Kerpiçten yapılmış derme çatma evinin önünde sırtını duvara yaslamış oturuyordu Fate. Başındaki beyaz tülbend altından omuzlarına doğru sarkan saçları bembeyazdı.. Yaşlanmıştı, dizleri bedenini taşımaz haldeydi, feri sönmüş gözleri ile uzakları izlerken gençliği yaşadıkları bir filim şeridi gibi geçip gidiyordu gözlerinin önünden.

          Ermeni kızıydı Fate. Güzelliği dillere destandı, orta boylu, etine dolgun, Ceylan gözlüydü, iki bölük saçları kalçalarına kadar iniyordu, kendinden emin adımlarla köy içinde yürürken görenler hayranlıkla onun arkasından bakıyordu. Köyde ince uzun boylu kara yağız Ahmet isimli bir delikanlıya vurgundu ama bir türlü sevgisini açılamamıştı Ahmet’e…

             Tehcir yasası çıkarılınca köydeki bütün Ermenileri Suriye ye göndermeye başladılar. Dört tekerlekli arabalara eşyalarına yükleyenler büyük bir üzüntü içerisinde ayrılıyorlardı köylerinden. İki eşli Kel Hıdır, üçüncü eş olarak Fate'yi jandarmalardan aldı. Fate’nin sevdiği başkaydı ama sevdiğinden uzaklara gitmemek için istemeye istemeye kabul etmişti, aslında başka çaresi de yoktu. Uzun yıllar Kel Hıdır ile evli kaldılar, üç oğlu dünyaya gelmişti, çocukları henüz on üç on beş yaşlarındayken kocası Kel Hıdır vefat etmişti.

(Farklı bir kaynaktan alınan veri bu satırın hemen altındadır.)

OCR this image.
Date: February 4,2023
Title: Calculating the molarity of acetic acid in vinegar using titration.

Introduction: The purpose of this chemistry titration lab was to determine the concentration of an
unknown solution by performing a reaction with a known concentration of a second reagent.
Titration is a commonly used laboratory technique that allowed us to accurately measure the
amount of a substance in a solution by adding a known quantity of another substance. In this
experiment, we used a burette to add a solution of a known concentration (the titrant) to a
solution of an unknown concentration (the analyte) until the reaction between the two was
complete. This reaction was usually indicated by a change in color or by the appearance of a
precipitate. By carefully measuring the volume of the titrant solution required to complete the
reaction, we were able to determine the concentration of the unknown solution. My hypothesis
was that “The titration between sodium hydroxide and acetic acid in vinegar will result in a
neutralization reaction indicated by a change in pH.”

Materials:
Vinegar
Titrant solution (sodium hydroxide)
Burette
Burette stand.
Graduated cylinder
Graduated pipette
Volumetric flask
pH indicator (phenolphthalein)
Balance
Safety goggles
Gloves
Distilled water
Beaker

              O yıllarda her köyde bir evde mutlaka tandır ocağı bulunurdu. Fate, tandır da ekmek yapmayı kuması Hatice'den öğrenmişti. Bütün civar köylere gider köylülere tandır ekmeği yapardı. Karşılığında köylüler kimi buğday kimi un kimide tandır ekmeği verirdi, tandır ekmeği kış boyu tazeliğini korur bozulmazdı. Onun için adı ekmekçi Fate kalmıştı.

            Kel Hıdır öldükten sonra bir yolunu bulup Ahmet ile görüştü bütün duygularını anlattı. Ahmet, başkalarının tarlasında ırgatlık yapıyordu malı mülkü yoktu, Fate, ”Ben sana tarla alacak para veririm” demişti ama Ahmet sesini çıkarmamıştı. Köyün alt tarafında topraktan yığma yüksek bir yer vardı oraya kale diyorlardı. Ermeniler tehcir yasası çıkınca bütün ziynet eşyalarını bu kalenin muhtelif yerlerine gömmüşlerdi. Fate bunların yerini biliyordu, gece karanlığında gidip bir küp altın çıkardı ve getirip Ahmet'e verdi, Ahmet şaşırmıştı, altınları alınca köyden ayrıldı başka bir köyde bin dönüm bağ, bahçe tarla aldı ev yaptı. ama bir daha kendi köyüne dönmedi, nerede olduğunu da kimse bilmiyordu.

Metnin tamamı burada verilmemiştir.